We've just done over 20 hours of door to door travel, and while my husband and I are exhausted, our son was preternaturally energetic and it took some time to get him to go to bed. Nor is he an exception–when we talk to friends, almost without exception they agree their kids travel better than they do. How ironic, then, that avid travelers wonder if they're going to have slow down the traveling once they have kids. Yes, they may have to, but not for the reasons they think: it has more to do with school schedules. Kids are actually great travelers, better than most adults, due to some built-in advantages:
1. Kids Can Sleep Almost Anywhere, and More Soundly
Despite his protests about going to bed, my son can fall asleep almost anywhere when he’s tired enough. And once asleep, he sleeps far more soundly than I do. This is ideal on a long plane flight, and I’m often envious when, after tossing and turning awhile, I look over and see him sound asleep, not even stirring when someone coughs or snores loudly. That means he gets some sleep on the flight on a long 13+ hour daytime flight and isn't overtired once we arrive, and can stay awake until a normal bedtime hour at the destination. Or if it's a night flight, he usually gets close to a full night of sleep.
2. Kids Adjust to the New Time Zone More Quickly
We’ve noticed that our son tends to adjust to a new time zone more easily, and also adjusts back to our own time zone faster than us when we return home. It turns out there’s a scientific reason for this: kids’ eyes let in more light than adults’ and that helps them adjust to a new time zone faster. I’m sure that their generally higher energy expenditure and activity levels also help–if we still have daylight hours left when arriving at a new destination we try to get to playground or otherwise exercise in natural light. But on the flip side, this also explains why many older adults suffer to some degree from insomnia or have trouble getting to sleep.
3. Kids Learn New Languages and Words More Easily
One reason we’ve been so focused on our son learning a second language (Russian) from the time he was 6 months old and a third language (French) from kindergarten is that kids learn foreign languages much more easily than most adults. It’s a failure of the U.S. educational system that in most schools foreign languages are not studied seriously until junior high school, when kids are already past the prime age to learn foreign languages.
Kids often are also less shy about using a new language than adults are—they’re less worried about making mistakes, and plunge in and use what they know, getting their meaning across even if it’s not 100% grammatically correct. After all, that's how we all learn our native language–by trying words, then sentences out, being corrected, and trying again. You won't find a toddler worried about whether s/he's pronouncing a word correctly or using a valid construction of the future tense .
4. Kids Connect with Locals More Easily
There are certain things that cross cultures, such as music, dance, art…and kids. So many of the conversations I’ve struck up with locals when traveling have been because they first start talking with my son, or they ask me about my son, mentioning they also have a child.

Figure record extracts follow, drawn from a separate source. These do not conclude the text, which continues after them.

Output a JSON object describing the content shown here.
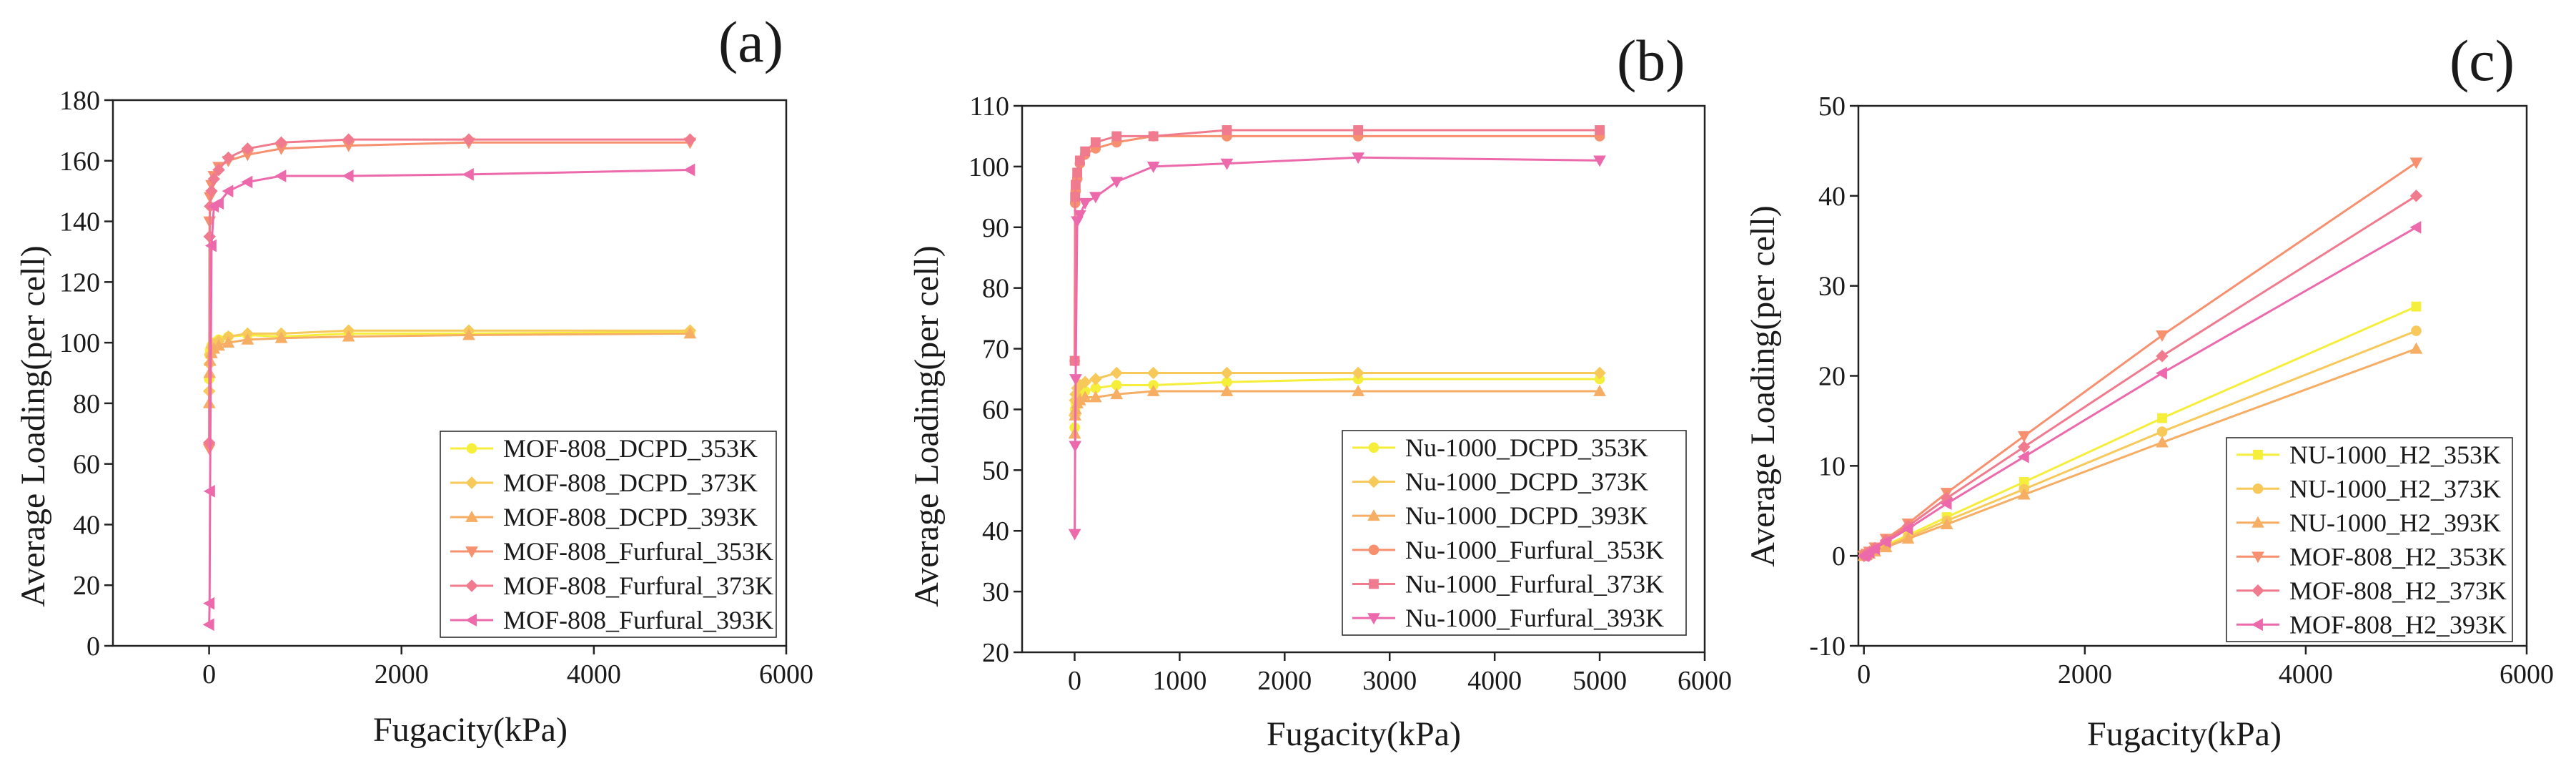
{
  "figure": {
    "panel_labels": [
      "(a)",
      "(b)",
      "(c)"
    ]
  },
  "chart_data": [
    {
      "type": "line",
      "panel": "(a)",
      "xlabel": "Fugacity(kPa)",
      "ylabel": "Average Loading(per cell)",
      "xlim": [
        -1000,
        6000
      ],
      "ylim": [
        0,
        180
      ],
      "xticks": [
        0,
        2000,
        4000,
        6000
      ],
      "yticks": [
        0,
        20,
        40,
        60,
        80,
        100,
        120,
        140,
        160,
        180
      ],
      "legend_position": "bottom-right",
      "series": [
        {
          "name": "MOF-808_DCPD_353K",
          "color": "#f5ee3b",
          "marker": "circle",
          "x": [
            1,
            5,
            10,
            25,
            50,
            100,
            200,
            400,
            750,
            1450,
            2700,
            5000
          ],
          "y": [
            88,
            96,
            97.5,
            99,
            100,
            101,
            102,
            102.5,
            102,
            103,
            103,
            103.5
          ]
        },
        {
          "name": "MOF-808_DCPD_373K",
          "color": "#f7c95a",
          "marker": "diamond",
          "x": [
            1,
            5,
            10,
            25,
            50,
            100,
            200,
            400,
            750,
            1450,
            2700,
            5000
          ],
          "y": [
            84,
            93,
            96,
            98.5,
            99.5,
            100.5,
            102,
            103,
            103,
            104,
            104,
            104
          ]
        },
        {
          "name": "MOF-808_DCPD_393K",
          "color": "#f6ad64",
          "marker": "triangle-up",
          "x": [
            1,
            5,
            10,
            25,
            50,
            100,
            200,
            400,
            750,
            1450,
            2700,
            5000
          ],
          "y": [
            80,
            90,
            94,
            96.5,
            98,
            99,
            100,
            101,
            101.5,
            102,
            102.5,
            103
          ]
        },
        {
          "name": "MOF-808_Furfural_353K",
          "color": "#f6906f",
          "marker": "triangle-down",
          "x": [
            1,
            5,
            10,
            25,
            50,
            100,
            200,
            400,
            750,
            1450,
            2700,
            5000
          ],
          "y": [
            65,
            140,
            148,
            152,
            155,
            158,
            160,
            162,
            164,
            165,
            166,
            166
          ]
        },
        {
          "name": "MOF-808_Furfural_373K",
          "color": "#f07b8e",
          "marker": "diamond",
          "x": [
            1,
            5,
            10,
            25,
            50,
            100,
            200,
            400,
            750,
            1450,
            2700,
            5000
          ],
          "y": [
            67,
            135,
            145,
            150,
            154,
            157,
            161,
            164,
            166,
            167,
            167,
            167
          ]
        },
        {
          "name": "MOF-808_Furfural_393K",
          "color": "#ec6aab",
          "marker": "triangle-left",
          "x": [
            1,
            5,
            10,
            25,
            50,
            100,
            200,
            400,
            750,
            1450,
            2700,
            5000
          ],
          "y": [
            7,
            14,
            51,
            132,
            145,
            146,
            150,
            153,
            155,
            155,
            155.5,
            157
          ]
        }
      ]
    },
    {
      "type": "line",
      "panel": "(b)",
      "xlabel": "Fugacity(kPa)",
      "ylabel": "Average Loading(per cell)",
      "xlim": [
        -500,
        6000
      ],
      "ylim": [
        20,
        110
      ],
      "xticks": [
        0,
        1000,
        2000,
        3000,
        4000,
        5000,
        6000
      ],
      "yticks": [
        20,
        30,
        40,
        50,
        60,
        70,
        80,
        90,
        100,
        110
      ],
      "legend_position": "bottom-right",
      "series": [
        {
          "name": "Nu-1000_DCPD_353K",
          "color": "#f5ee3b",
          "marker": "circle",
          "x": [
            1,
            5,
            10,
            25,
            50,
            100,
            200,
            400,
            750,
            1450,
            2700,
            5000
          ],
          "y": [
            57,
            60,
            61,
            62,
            62.5,
            63,
            63.5,
            64,
            64,
            64.5,
            65,
            65
          ]
        },
        {
          "name": "Nu-1000_DCPD_373K",
          "color": "#f7c95a",
          "marker": "diamond",
          "x": [
            1,
            5,
            10,
            25,
            50,
            100,
            200,
            400,
            750,
            1450,
            2700,
            5000
          ],
          "y": [
            59,
            61.5,
            62.5,
            63.5,
            64,
            64.5,
            65,
            66,
            66,
            66,
            66,
            66
          ]
        },
        {
          "name": "Nu-1000_DCPD_393K",
          "color": "#f6ad64",
          "marker": "triangle-up",
          "x": [
            1,
            5,
            10,
            25,
            50,
            100,
            200,
            400,
            750,
            1450,
            2700,
            5000
          ],
          "y": [
            56,
            59,
            60,
            61,
            61.5,
            62,
            62,
            62.5,
            63,
            63,
            63,
            63
          ]
        },
        {
          "name": "Nu-1000_Furfural_353K",
          "color": "#f6906f",
          "marker": "circle",
          "x": [
            1,
            5,
            10,
            25,
            50,
            100,
            200,
            400,
            750,
            1450,
            2700,
            5000
          ],
          "y": [
            68,
            94,
            96,
            98,
            100.5,
            102,
            103,
            104,
            105,
            105,
            105,
            105
          ]
        },
        {
          "name": "Nu-1000_Furfural_373K",
          "color": "#f07b8e",
          "marker": "square",
          "x": [
            1,
            5,
            10,
            25,
            50,
            100,
            200,
            400,
            750,
            1450,
            2700,
            5000
          ],
          "y": [
            68,
            95,
            97,
            99,
            101,
            102.5,
            104,
            105,
            105,
            106,
            106,
            106
          ]
        },
        {
          "name": "Nu-1000_Furfural_393K",
          "color": "#ec6aab",
          "marker": "triangle-down",
          "x": [
            1,
            5,
            10,
            25,
            50,
            100,
            200,
            400,
            750,
            1450,
            2700,
            5000
          ],
          "y": [
            39.5,
            54,
            65,
            91,
            92,
            94,
            95,
            97.5,
            100,
            100.5,
            101.5,
            101
          ]
        }
      ]
    },
    {
      "type": "line",
      "panel": "(c)",
      "xlabel": "Fugacity(kPa)",
      "ylabel": "Average Loading(per cell)",
      "xlim": [
        -50,
        6000
      ],
      "ylim": [
        -10,
        50
      ],
      "xticks": [
        0,
        2000,
        4000,
        6000
      ],
      "yticks": [
        -10,
        0,
        10,
        20,
        30,
        40,
        50
      ],
      "legend_position": "bottom-right",
      "series": [
        {
          "name": "NU-1000_H2_353K",
          "color": "#f5ee3b",
          "marker": "square",
          "x": [
            1,
            10,
            25,
            50,
            100,
            200,
            400,
            750,
            1450,
            2700,
            5000
          ],
          "y": [
            0,
            0.06,
            0.15,
            0.3,
            0.6,
            1.2,
            2.3,
            4.3,
            8.2,
            15.3,
            27.7
          ]
        },
        {
          "name": "NU-1000_H2_373K",
          "color": "#f7c95a",
          "marker": "circle",
          "x": [
            1,
            10,
            25,
            50,
            100,
            200,
            400,
            750,
            1450,
            2700,
            5000
          ],
          "y": [
            0,
            0.05,
            0.13,
            0.27,
            0.53,
            1.05,
            2.1,
            3.9,
            7.4,
            13.8,
            25
          ]
        },
        {
          "name": "NU-1000_H2_393K",
          "color": "#f6ad64",
          "marker": "triangle-up",
          "x": [
            1,
            10,
            25,
            50,
            100,
            200,
            400,
            750,
            1450,
            2700,
            5000
          ],
          "y": [
            0,
            0.05,
            0.12,
            0.24,
            0.48,
            0.95,
            1.9,
            3.5,
            6.8,
            12.6,
            23
          ]
        },
        {
          "name": "MOF-808_H2_353K",
          "color": "#f6906f",
          "marker": "triangle-down",
          "x": [
            1,
            10,
            25,
            50,
            100,
            200,
            400,
            750,
            1450,
            2700,
            5000
          ],
          "y": [
            0,
            0.09,
            0.23,
            0.47,
            0.94,
            1.9,
            3.6,
            7,
            13.3,
            24.5,
            43.7
          ]
        },
        {
          "name": "MOF-808_H2_373K",
          "color": "#f07b8e",
          "marker": "diamond",
          "x": [
            1,
            10,
            25,
            50,
            100,
            200,
            400,
            750,
            1450,
            2700,
            5000
          ],
          "y": [
            0,
            0.08,
            0.21,
            0.43,
            0.86,
            1.7,
            3.3,
            6.4,
            12.1,
            22.2,
            40
          ]
        },
        {
          "name": "MOF-808_H2_393K",
          "color": "#ec6aab",
          "marker": "triangle-left",
          "x": [
            1,
            10,
            25,
            50,
            100,
            200,
            400,
            750,
            1450,
            2700,
            5000
          ],
          "y": [
            0,
            0.07,
            0.19,
            0.39,
            0.78,
            1.55,
            3,
            5.8,
            11,
            20.3,
            36.5
          ]
        }
      ]
    }
  ]
}
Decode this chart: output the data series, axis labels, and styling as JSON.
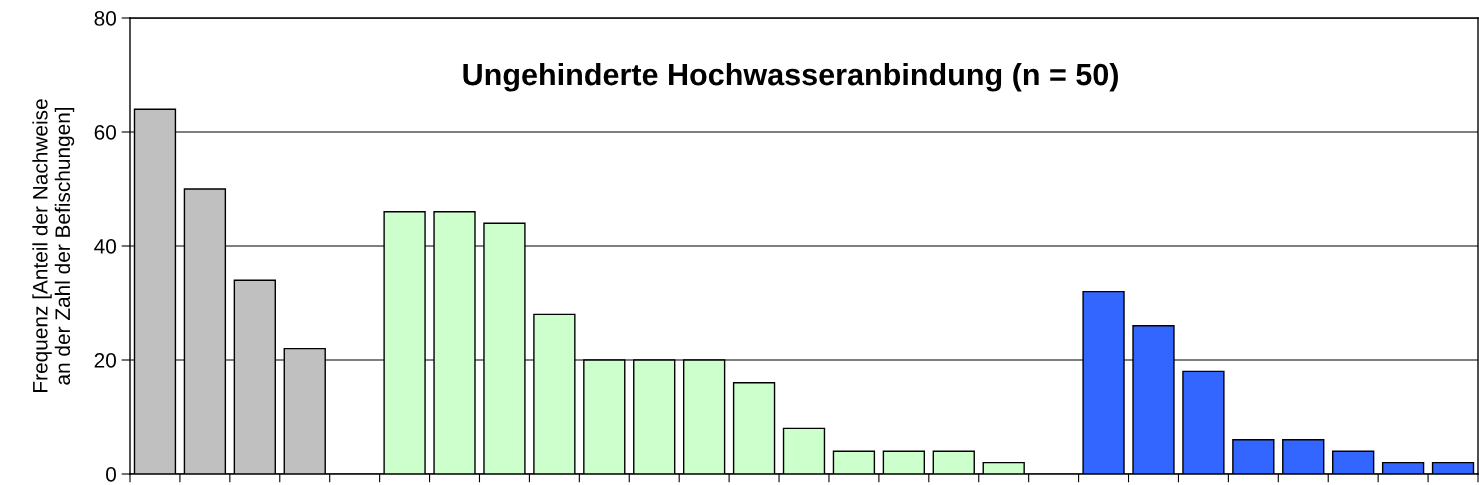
{
  "chart_data": {
    "type": "bar",
    "title": "Ungehinderte Hochwasseranbindung (n = 50)",
    "ylabel": "Frequenz [Anteil der Nachweise\nan der Zahl der Befischungen]",
    "categories": [
      null,
      null,
      null,
      null,
      null,
      null,
      null,
      null,
      null,
      null,
      null,
      null,
      null,
      null,
      null,
      null,
      null,
      null,
      null,
      null,
      null,
      null,
      null,
      null,
      null,
      null,
      null
    ],
    "values": [
      64,
      50,
      34,
      22,
      null,
      46,
      46,
      44,
      28,
      20,
      20,
      20,
      16,
      8,
      4,
      4,
      4,
      2,
      null,
      32,
      26,
      18,
      6,
      6,
      4,
      2,
      2
    ],
    "colors": [
      "#c0c0c0",
      "#c0c0c0",
      "#c0c0c0",
      "#c0c0c0",
      null,
      "#ccffcc",
      "#ccffcc",
      "#ccffcc",
      "#ccffcc",
      "#ccffcc",
      "#ccffcc",
      "#ccffcc",
      "#ccffcc",
      "#ccffcc",
      "#ccffcc",
      "#ccffcc",
      "#ccffcc",
      "#ccffcc",
      null,
      "#3366ff",
      "#3366ff",
      "#3366ff",
      "#3366ff",
      "#3366ff",
      "#3366ff",
      "#3366ff",
      "#3366ff"
    ],
    "ylim": [
      0,
      80
    ],
    "yticks": [
      0,
      20,
      40,
      60,
      80
    ],
    "grid": "y",
    "tick_labels": "y"
  }
}
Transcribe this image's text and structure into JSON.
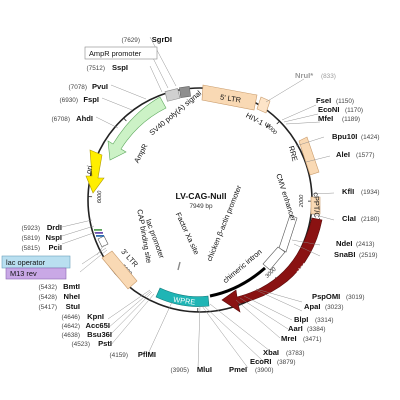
{
  "plasmid": {
    "name": "LV-CAG-Null",
    "length_label": "7949 bp",
    "total_bp": 7949
  },
  "ticks": [
    {
      "bp": 1000,
      "label": "1000"
    },
    {
      "bp": 2000,
      "label": "2000"
    },
    {
      "bp": 3000,
      "label": "3000"
    },
    {
      "bp": 4000,
      "label": "4000"
    },
    {
      "bp": 5000,
      "label": "5000"
    },
    {
      "bp": 6000,
      "label": "6000"
    },
    {
      "bp": 7000,
      "label": "7000"
    }
  ],
  "features": [
    {
      "key": "ltr5",
      "label": "5' LTR",
      "start": 1,
      "end": 181,
      "color": "#f9d9b4",
      "type": "box"
    },
    {
      "key": "hiv_psi",
      "label": "HIV-1 Ψ",
      "start": 230,
      "end": 355,
      "color": "#fde4c8",
      "type": "box"
    },
    {
      "key": "rre",
      "label": "RRE",
      "start": 850,
      "end": 1085,
      "color": "#f9d9b4",
      "type": "box"
    },
    {
      "key": "cppt",
      "label": "cPPT/CTS",
      "start": 1580,
      "end": 1700,
      "color": "#f9d9b4",
      "type": "box"
    },
    {
      "key": "cmv",
      "label": "CMV enhancer",
      "start": 1760,
      "end": 2040,
      "color": "#ffffff",
      "type": "box"
    },
    {
      "key": "cba",
      "label": "chicken β-actin promoter",
      "start": 2040,
      "end": 2320,
      "color": "#ffffff",
      "type": "box"
    },
    {
      "key": "chim",
      "label": "chimeric intron",
      "start": 2325,
      "end": 3335,
      "color": "#000000",
      "type": "line"
    },
    {
      "key": "cag",
      "label": "CAG Promoter",
      "start": 1760,
      "end": 3460,
      "color": "#8a1212",
      "type": "arrow"
    },
    {
      "key": "wpre",
      "label": "WPRE",
      "start": 3710,
      "end": 4300,
      "color": "#1fb5b5",
      "type": "box"
    },
    {
      "key": "fxa",
      "label": "Factor Xa site",
      "start": 4400,
      "end": 4470,
      "color": "#888888",
      "type": "line"
    },
    {
      "key": "ltr3",
      "label": "3' LTR",
      "start": 4790,
      "end": 5024,
      "color": "#f9d9b4",
      "type": "box"
    },
    {
      "key": "lacp",
      "label": "lac promoter",
      "start": 5300,
      "end": 5390,
      "color": "#ffffff",
      "type": "box"
    },
    {
      "key": "cap",
      "label": "CAP binding site",
      "start": 5420,
      "end": 5450,
      "color": "#5aa35a",
      "type": "box"
    },
    {
      "key": "ori",
      "label": "ori",
      "start": 5950,
      "end": 6540,
      "color": "#ffee00",
      "type": "arrow"
    },
    {
      "key": "ampr",
      "label": "AmpR",
      "start": 6710,
      "end": 7540,
      "color": "#ccf2c6",
      "type": "arrow"
    },
    {
      "key": "sv40",
      "label": "SV40 poly(A) signal",
      "start": 7600,
      "end": 7722,
      "color": "#d0d0d0",
      "type": "box"
    },
    {
      "key": "sv40b",
      "label": "",
      "start": 7725,
      "end": 7805,
      "color": "#8e8e8e",
      "type": "box"
    }
  ],
  "sites": [
    {
      "name": "SgrDI",
      "pos": "(7629)",
      "color": "#111111"
    },
    {
      "name": "AmpR promoter",
      "pos": "",
      "color": "#111111"
    },
    {
      "name": "SspI",
      "pos": "(7512)",
      "color": "#111111"
    },
    {
      "name": "PvuI",
      "pos": "(7078)",
      "color": "#111111"
    },
    {
      "name": "FspI",
      "pos": "(6930)",
      "color": "#111111"
    },
    {
      "name": "AhdI",
      "pos": "(6708)",
      "color": "#111111"
    },
    {
      "name": "DrdI",
      "pos": "(5923)",
      "color": "#111111"
    },
    {
      "name": "NspI",
      "pos": "(5819)",
      "color": "#111111"
    },
    {
      "name": "PciI",
      "pos": "(5815)",
      "color": "#111111"
    },
    {
      "name": "lac operator",
      "pos": "",
      "color": "#111111"
    },
    {
      "name": "M13 rev",
      "pos": "",
      "color": "#111111"
    },
    {
      "name": "BmtI",
      "pos": "(5432)",
      "color": "#111111"
    },
    {
      "name": "NheI",
      "pos": "(5428)",
      "color": "#111111"
    },
    {
      "name": "StuI",
      "pos": "(5417)",
      "color": "#111111"
    },
    {
      "name": "KpnI",
      "pos": "(4646)",
      "color": "#111111"
    },
    {
      "name": "Acc65I",
      "pos": "(4642)",
      "color": "#111111"
    },
    {
      "name": "Bsu36I",
      "pos": "(4638)",
      "color": "#111111"
    },
    {
      "name": "PstI",
      "pos": "(4523)",
      "color": "#111111"
    },
    {
      "name": "PflMI",
      "pos": "(4159)",
      "color": "#111111"
    },
    {
      "name": "MluI",
      "pos": "(3905)",
      "color": "#111111"
    },
    {
      "name": "PmeI",
      "pos": "(3900)",
      "color": "#111111"
    },
    {
      "name": "EcoRI",
      "pos": "(3879)",
      "color": "#111111"
    },
    {
      "name": "XbaI",
      "pos": "(3783)",
      "color": "#111111"
    },
    {
      "name": "MreI",
      "pos": "(3471)",
      "color": "#111111"
    },
    {
      "name": "AarI",
      "pos": "(3384)",
      "color": "#111111"
    },
    {
      "name": "BlpI",
      "pos": "(3314)",
      "color": "#111111"
    },
    {
      "name": "ApaI",
      "pos": "(3023)",
      "color": "#111111"
    },
    {
      "name": "PspOMI",
      "pos": "(3019)",
      "color": "#111111"
    },
    {
      "name": "SnaBI",
      "pos": "(2519)",
      "color": "#111111"
    },
    {
      "name": "NdeI",
      "pos": "(2413)",
      "color": "#111111"
    },
    {
      "name": "ClaI",
      "pos": "(2180)",
      "color": "#111111"
    },
    {
      "name": "KflI",
      "pos": "(1934)",
      "color": "#111111"
    },
    {
      "name": "AleI",
      "pos": "(1577)",
      "color": "#111111"
    },
    {
      "name": "Bpu10I",
      "pos": "(1424)",
      "color": "#111111"
    },
    {
      "name": "MfeI",
      "pos": "(1189)",
      "color": "#111111"
    },
    {
      "name": "EcoNI",
      "pos": "(1170)",
      "color": "#111111"
    },
    {
      "name": "FseI",
      "pos": "(1150)",
      "color": "#111111"
    },
    {
      "name": "NruI*",
      "pos": "(833)",
      "color": "#9a9a9a"
    }
  ]
}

When they’re little, kids don’t even need a language in common to play together. One of my earliest memories is playing with some French girls at a playground in France. Similarly, my son had a great time hiking with the daughter of some French friends, even though it was before he started learning French.
5. Kids Are Less Jaded: Small Things Delight
Particularly if you travel a great deal for work, it's easy to become a little jaded. Another airport lounge…another business class flight…another luxury hotel. One of the joys of traveling with kids is that so much is still new to them, and it's interesting what they focus on. I'll never forget the look of pure joy when our son tasted watermelon juice in the Maldives for the first time. Or his amazement when he saw some of the bioluminiscent plankton, with brilliant points of light that were like stars in the night sky. As gorgeous as the atolls, resorts, and amenities are, these two discoveries made the trip for him.
Similarly, while many of us don't necessarily remember the delicious fresh fruit or pastry welcome amenity a hotel may have provided, my son treasures his menagerie of stuffed animals, each one from a different hotel we've been to, ranging from a manta ray from the Four Seasons Bora Bora to a panda from Four Seasons Hong Kong. There's even an army tank egg holder from the Milestone Hotel in London, and the fake egg that comes with it has been seen recently in some pranks (never underestimate the mischeviousness of a 9 year old boy). In fact, one of his favorite things about after first checking into a hotel room is finding new places to hide before jumping and and surprising us.
If you have kids, do they travel better than you do?